You got nothing. It just says ploof and his wife, Olivia, we're married at Pepperdine University's
Stauffer Chapel. They have two children. This is all true. I mean, do you, do I have to do that?
aren't you like not supposed to update your own
I don't know how it works
or are you saying I need to like get into some troubles
yeah you just just feed them along
mix it up like
mix it up a little bit may or may have not done
drugs with Paul Molitor
the internet with you guys maybe
maybe that's gonna happen
we can make something happen
I'll often defend myself from some Houston fans
yeah they'll come after you now
I know I'm gonna name this video
Plouf wants Houston band for life
bring it on
Bring it off, man.
I'm pretty sure I raked in Houston, too, so I got that on them.
You can't say these things to me because now I have to go look into that.
Jake knows this about me.
This is what the Houston fans don't understand.
I like research.
I'm kind of nervous now that I said that.
You're nervous about this one?
Because you said it about Yankee Stadium.
But you were correct.
At minute made, 271 batting average, 741 OPS.
That's not great.
Okay.
You were plufin.
I had some homers there.
Career 707 OPS versus the Astros.
Okay, so I'm sorry.
So never mind.
Houston fans got that on me.
If you want to talk shit.
Damn.
Damn.
No, they're going to send that at you all day.
Your best stadium was Colorado.
No.
Chicago.
Cubs put on a show.
I played one game with the Cubs.
Against the Cubs, I guess.
Not at.
Against the Cubs.
Yeah, yeah.
And that's wrong anyway, because you were the best against the Padres.
Congrats.
That's all.
I need to look up with some of these stats.
Yeah.
Bruce,
I know this.
Bruce Chen was my guy.
Like, if I have to, like, go.
Ooh.
He was my guy.
So.
All right.
Well,
we'll end this.
And then I'm going to look up your stats versus Bruce Chen.
Thanks for joining us.
Ploof will be on.
He's going to become a regular.
It's going to be a lot of fun.
We're going to have a, we're going to line some things up, figure out what we want to do.

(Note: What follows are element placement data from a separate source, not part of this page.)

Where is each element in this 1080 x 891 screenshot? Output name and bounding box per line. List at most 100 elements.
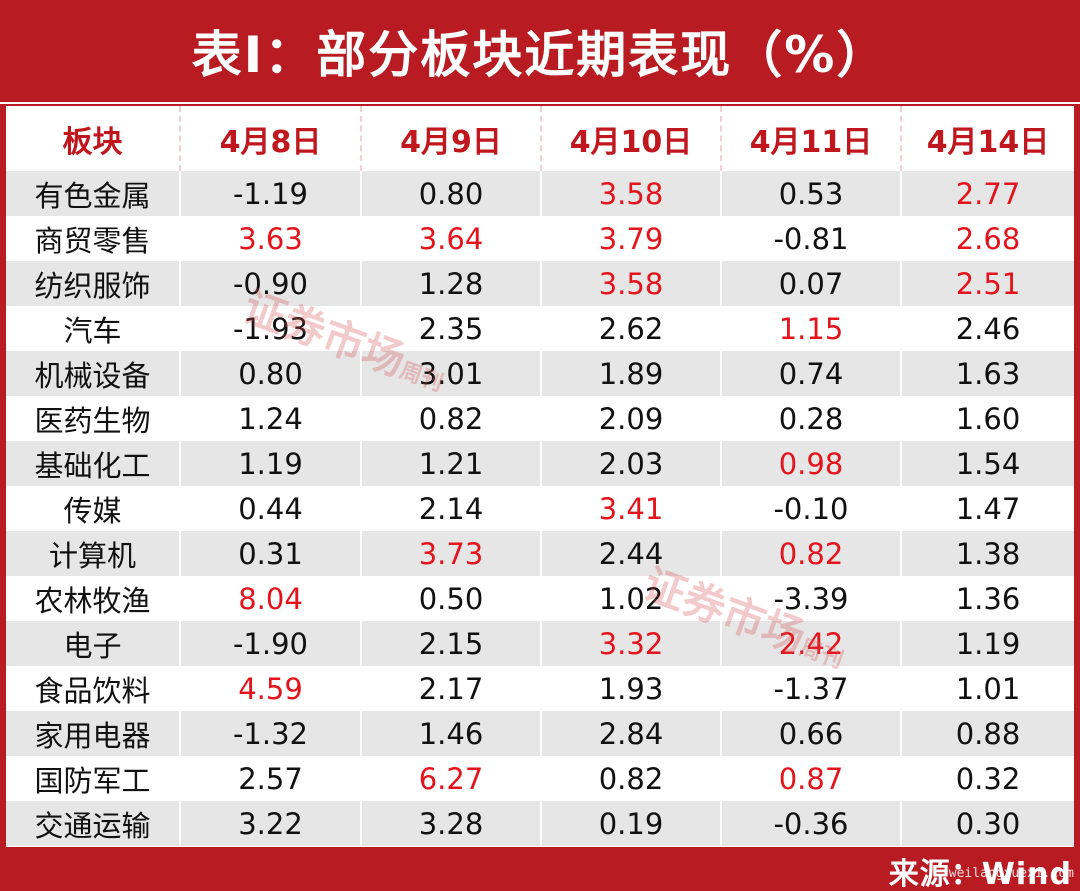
value-cell: 1.54 [901, 441, 1074, 486]
sector-name-cell: 传媒 [6, 486, 181, 531]
table-row: 基础化工 1.19 1.21 2.03 0.98 1.54 [6, 441, 1074, 486]
value-cell: 1.46 [361, 711, 542, 756]
value-cell: 1.47 [901, 486, 1074, 531]
sector-name-cell: 计算机 [6, 531, 181, 576]
value-cell: -1.37 [721, 666, 902, 711]
value-cell: 2.84 [541, 711, 722, 756]
value-cell: 3.73 [361, 531, 542, 576]
table-row: 商贸零售 3.63 3.64 3.79 -0.81 2.68 [6, 216, 1074, 261]
value-cell: 3.41 [541, 486, 722, 531]
table-row: 医药生物 1.24 0.82 2.09 0.28 1.60 [6, 396, 1074, 441]
table-row: 交通运输 3.22 3.28 0.19 -0.36 0.30 [6, 801, 1074, 846]
table-container: 板块 4月8日 4月9日 4月10日 4月11日 4月14日 有色金属 -1.19… [6, 106, 1074, 847]
table-row: 食品饮料 4.59 2.17 1.93 -1.37 1.01 [6, 666, 1074, 711]
value-cell: 0.88 [901, 711, 1074, 756]
site-watermark: weilangxuexi.com [948, 866, 1074, 881]
value-cell: 0.07 [721, 261, 902, 306]
value-cell: 1.28 [361, 261, 542, 306]
value-cell: 8.04 [180, 576, 362, 621]
source-label: 来源：Wind [888, 857, 1072, 891]
value-cell: -1.93 [180, 306, 362, 351]
value-cell: 0.32 [901, 756, 1074, 801]
footer-bar [0, 847, 1080, 891]
table-row: 国防军工 2.57 6.27 0.82 0.87 0.32 [6, 756, 1074, 801]
value-cell: 1.02 [541, 576, 722, 621]
value-cell: 0.82 [541, 756, 722, 801]
value-cell: 2.44 [541, 531, 722, 576]
value-cell: -0.90 [180, 261, 362, 306]
value-cell: 2.57 [180, 756, 362, 801]
sector-name-cell: 有色金属 [6, 171, 181, 216]
value-cell: 0.82 [361, 396, 542, 441]
value-cell: 1.36 [901, 576, 1074, 621]
value-cell: 1.19 [180, 441, 362, 486]
table-row: 汽车 -1.93 2.35 2.62 1.15 2.46 [6, 306, 1074, 351]
value-cell: -1.19 [180, 171, 362, 216]
sector-performance-table: 板块 4月8日 4月9日 4月10日 4月11日 4月14日 有色金属 -1.19… [6, 106, 1074, 846]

But say hi to Plouf and don't say bye yet.
but thanks for coming on.
Jake, give us that ending.
You always give us.
I just ploofed my pants.
That's terrible.
That's bad.
And there you have it.
The ploofster of full hour covered everything.
He did not answer Jake's steroid question.
But, I mean, seems like a pretty open book.
Good guy.
We're a fan.
No, I said we're saving that for next time.
And yeah, it was just really big of Trevor to admit
that everyone in Major League Base
baseball thinks he has a hot wife.
Like, I'm glad he could come on here and really just be open with us on that.
It was nice of him.
You know, I mean, some guys would take that to their grave.
Yeah.
Like, you should hear, when I was in high school, man, the compliments I would get about my group of friends,
Jimmy hangs out with the coolest people.
And I was always too embarrassed to let others know.
Yeah, I don't know what that was.
I thought you were about to make a joke about your sister being hot
because that was your go-to in high school.
What?
But yeah, Trevor Ploof's a friend,
and he's going to be doing a lot more stuff with us,
and we're excited for that.
Yeah.
And now we're done with the episode.